Notre action se caractérise par une collaboration étroite entre tous les départements de sécurité qui ont le même objectif : préserver la sécurité du pays. C’est par exemple le cas des opérations de livraison surveillée qui se font avec le concours de la Gendarmerie royale et de la justice.

C’est évidemment un énorme avantage d’avoir accès à un service comme la DGST qui fait un travail formidable de renseignement, permettant de faire avorter des tentatives de trafic.

- Et avec les services étrangers ?

- Ce n’est pas à moi de parler de notre réputation à l’international, mais nous collaborons efficacement avec tous les services arabes, européens, américains et africains. Nous sommes quotidiennement en contact avec eux.

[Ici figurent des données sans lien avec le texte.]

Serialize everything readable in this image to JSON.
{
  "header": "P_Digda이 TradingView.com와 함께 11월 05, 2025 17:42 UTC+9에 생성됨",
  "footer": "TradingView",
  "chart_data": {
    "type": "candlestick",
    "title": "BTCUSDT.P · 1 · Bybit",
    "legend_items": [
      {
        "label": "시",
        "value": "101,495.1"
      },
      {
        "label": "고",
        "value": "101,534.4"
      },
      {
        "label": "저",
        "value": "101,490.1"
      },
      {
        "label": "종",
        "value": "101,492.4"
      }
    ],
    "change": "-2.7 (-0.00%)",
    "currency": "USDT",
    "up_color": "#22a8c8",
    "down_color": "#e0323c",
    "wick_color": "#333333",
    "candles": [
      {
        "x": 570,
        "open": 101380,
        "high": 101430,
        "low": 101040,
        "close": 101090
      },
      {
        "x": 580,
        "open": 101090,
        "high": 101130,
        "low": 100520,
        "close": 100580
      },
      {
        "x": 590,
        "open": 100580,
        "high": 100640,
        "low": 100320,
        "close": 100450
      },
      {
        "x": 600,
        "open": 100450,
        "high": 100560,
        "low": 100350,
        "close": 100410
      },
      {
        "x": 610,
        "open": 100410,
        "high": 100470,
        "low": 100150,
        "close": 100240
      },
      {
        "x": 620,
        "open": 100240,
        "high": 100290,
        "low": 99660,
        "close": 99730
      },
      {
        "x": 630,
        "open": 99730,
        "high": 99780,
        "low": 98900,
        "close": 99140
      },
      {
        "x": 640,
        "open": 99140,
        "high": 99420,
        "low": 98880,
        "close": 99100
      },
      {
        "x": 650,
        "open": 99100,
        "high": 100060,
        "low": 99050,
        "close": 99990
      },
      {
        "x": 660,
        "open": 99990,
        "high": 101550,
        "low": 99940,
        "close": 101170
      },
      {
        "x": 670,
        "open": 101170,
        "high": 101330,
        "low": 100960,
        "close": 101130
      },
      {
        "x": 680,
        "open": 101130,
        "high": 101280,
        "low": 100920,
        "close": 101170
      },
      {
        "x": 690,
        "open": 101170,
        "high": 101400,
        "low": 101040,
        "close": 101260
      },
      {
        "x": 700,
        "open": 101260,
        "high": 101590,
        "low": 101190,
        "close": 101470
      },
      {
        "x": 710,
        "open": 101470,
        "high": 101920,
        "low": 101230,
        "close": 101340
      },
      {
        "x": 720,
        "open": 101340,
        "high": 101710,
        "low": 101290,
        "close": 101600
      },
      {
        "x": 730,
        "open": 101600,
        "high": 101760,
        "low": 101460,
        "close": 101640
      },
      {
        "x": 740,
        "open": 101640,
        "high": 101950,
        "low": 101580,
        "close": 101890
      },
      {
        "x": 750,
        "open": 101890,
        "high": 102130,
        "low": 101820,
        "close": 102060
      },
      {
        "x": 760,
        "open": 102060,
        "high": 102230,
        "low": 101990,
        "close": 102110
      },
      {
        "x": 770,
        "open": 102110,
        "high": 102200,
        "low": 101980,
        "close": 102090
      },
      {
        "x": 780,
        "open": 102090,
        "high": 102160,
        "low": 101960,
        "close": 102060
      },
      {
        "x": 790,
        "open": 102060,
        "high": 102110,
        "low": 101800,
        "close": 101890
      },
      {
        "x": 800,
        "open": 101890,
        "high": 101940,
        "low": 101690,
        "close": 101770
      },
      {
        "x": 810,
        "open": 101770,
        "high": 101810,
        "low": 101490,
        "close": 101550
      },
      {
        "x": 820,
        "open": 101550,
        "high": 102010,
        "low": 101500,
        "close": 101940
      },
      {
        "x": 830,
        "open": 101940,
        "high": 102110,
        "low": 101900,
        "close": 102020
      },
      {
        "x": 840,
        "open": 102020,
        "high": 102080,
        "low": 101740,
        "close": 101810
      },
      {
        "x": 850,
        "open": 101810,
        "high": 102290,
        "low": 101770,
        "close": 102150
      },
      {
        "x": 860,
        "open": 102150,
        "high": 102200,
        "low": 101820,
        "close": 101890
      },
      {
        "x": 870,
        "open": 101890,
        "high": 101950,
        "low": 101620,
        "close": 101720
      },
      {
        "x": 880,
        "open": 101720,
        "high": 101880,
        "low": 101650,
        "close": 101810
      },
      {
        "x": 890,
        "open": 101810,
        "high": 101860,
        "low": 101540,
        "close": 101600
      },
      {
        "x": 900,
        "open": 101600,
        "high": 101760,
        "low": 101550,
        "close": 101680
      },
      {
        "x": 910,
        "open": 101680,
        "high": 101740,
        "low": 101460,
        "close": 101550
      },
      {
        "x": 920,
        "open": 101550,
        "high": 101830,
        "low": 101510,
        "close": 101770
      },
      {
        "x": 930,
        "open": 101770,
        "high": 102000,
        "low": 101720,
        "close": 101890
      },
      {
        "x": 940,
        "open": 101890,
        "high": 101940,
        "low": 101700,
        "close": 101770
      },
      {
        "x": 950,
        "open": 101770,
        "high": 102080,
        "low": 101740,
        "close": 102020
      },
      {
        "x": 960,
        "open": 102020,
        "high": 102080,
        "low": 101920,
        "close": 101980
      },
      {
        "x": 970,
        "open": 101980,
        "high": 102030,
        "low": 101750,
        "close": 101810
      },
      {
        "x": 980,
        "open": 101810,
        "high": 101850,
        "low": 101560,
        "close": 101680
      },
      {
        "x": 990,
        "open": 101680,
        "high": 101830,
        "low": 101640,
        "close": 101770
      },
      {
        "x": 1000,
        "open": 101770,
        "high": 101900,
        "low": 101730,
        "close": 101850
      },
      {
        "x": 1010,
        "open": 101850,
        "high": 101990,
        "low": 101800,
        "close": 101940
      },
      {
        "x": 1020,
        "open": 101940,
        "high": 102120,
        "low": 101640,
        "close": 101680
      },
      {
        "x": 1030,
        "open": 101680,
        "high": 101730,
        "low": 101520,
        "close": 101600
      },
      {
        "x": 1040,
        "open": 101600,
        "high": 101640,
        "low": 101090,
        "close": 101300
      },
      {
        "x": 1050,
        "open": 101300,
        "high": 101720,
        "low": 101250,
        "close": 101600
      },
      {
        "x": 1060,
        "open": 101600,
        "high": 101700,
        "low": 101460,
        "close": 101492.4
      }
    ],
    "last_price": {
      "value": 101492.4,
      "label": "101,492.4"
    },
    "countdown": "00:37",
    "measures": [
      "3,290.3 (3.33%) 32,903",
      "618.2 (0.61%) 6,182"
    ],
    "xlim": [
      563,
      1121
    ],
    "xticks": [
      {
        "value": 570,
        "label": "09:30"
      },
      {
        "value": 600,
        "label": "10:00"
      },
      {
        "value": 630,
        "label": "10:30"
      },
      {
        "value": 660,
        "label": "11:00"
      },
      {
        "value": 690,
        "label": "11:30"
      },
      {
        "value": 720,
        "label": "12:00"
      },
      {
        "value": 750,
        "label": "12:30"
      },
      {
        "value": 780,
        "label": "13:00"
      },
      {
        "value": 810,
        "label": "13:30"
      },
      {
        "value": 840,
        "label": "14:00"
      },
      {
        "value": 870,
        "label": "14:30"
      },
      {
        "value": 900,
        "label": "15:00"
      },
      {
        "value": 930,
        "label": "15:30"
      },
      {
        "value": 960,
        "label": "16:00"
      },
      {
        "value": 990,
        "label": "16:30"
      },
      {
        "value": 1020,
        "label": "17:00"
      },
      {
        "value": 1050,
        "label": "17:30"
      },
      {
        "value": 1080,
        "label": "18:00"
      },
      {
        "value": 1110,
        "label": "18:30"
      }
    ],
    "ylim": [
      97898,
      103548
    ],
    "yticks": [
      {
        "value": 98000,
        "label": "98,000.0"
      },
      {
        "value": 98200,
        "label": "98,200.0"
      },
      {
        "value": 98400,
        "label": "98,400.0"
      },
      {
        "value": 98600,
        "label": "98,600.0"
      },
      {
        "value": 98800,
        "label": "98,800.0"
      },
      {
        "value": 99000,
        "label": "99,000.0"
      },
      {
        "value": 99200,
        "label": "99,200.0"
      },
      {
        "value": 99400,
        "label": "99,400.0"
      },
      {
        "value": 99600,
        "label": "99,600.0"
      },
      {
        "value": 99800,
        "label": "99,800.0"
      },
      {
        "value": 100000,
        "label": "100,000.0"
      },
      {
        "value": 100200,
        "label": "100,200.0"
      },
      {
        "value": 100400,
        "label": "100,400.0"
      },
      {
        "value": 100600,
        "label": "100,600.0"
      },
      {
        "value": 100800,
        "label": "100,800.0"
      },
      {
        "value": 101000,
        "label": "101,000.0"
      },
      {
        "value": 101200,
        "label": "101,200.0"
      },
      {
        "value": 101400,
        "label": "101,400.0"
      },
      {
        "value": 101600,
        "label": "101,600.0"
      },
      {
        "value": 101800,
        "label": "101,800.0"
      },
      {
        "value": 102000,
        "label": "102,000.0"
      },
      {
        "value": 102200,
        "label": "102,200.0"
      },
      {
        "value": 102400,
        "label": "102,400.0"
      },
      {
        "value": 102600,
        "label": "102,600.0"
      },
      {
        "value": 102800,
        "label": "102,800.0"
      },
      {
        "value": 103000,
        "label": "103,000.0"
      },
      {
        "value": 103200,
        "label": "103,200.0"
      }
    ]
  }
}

Nous avons de très bonnes relations avec tous les services étrangers car nous sommes convaincus que la coopération internationale est nécessaire pour lutter efficacement contre tous les types de criminalité.

- En parlant de nouvelles drogues, avez-vous été confrontés à l’apparition de fentanyl, ce puissant opioïde qui fait des ravages aux États-Unis ?

- Pour le moment nous n’avons traité aucune affaire en lien avec cette drogue, qui est effectivement une grande menace sanitaire que nous prenons très au sérieux.

- Dernière question : pensez-vous être en mesure d’assécher les réseaux de distribution du crack ?

- Ce résultat est possible pour deux raisons principales. D’abord parce que ce trafic, au Maroc, est limité à un certain nombre de villes, et parce que les opérations permanentes de la DGSN ne cessent de marquer des points contre les dealers. En effet, selon les informations dont nous disposons, certains trafiquants ont aujourd’hui tellement peur de se faire arrêter qu’ils obligent leurs clients à consommer le crack sur place, à l’endroit où ils le leur vendent.

De plus, l’aggravation des sanctions judiciaires pour les trafiquants de crack a découragé de nombreux criminels, qui préfèrent se rabattre sur le trafic d’autres produits illicites comme les boissons alcoolisées.

Au regard des résultats engrangés par nos services, il y a donc lieu d’être optimiste.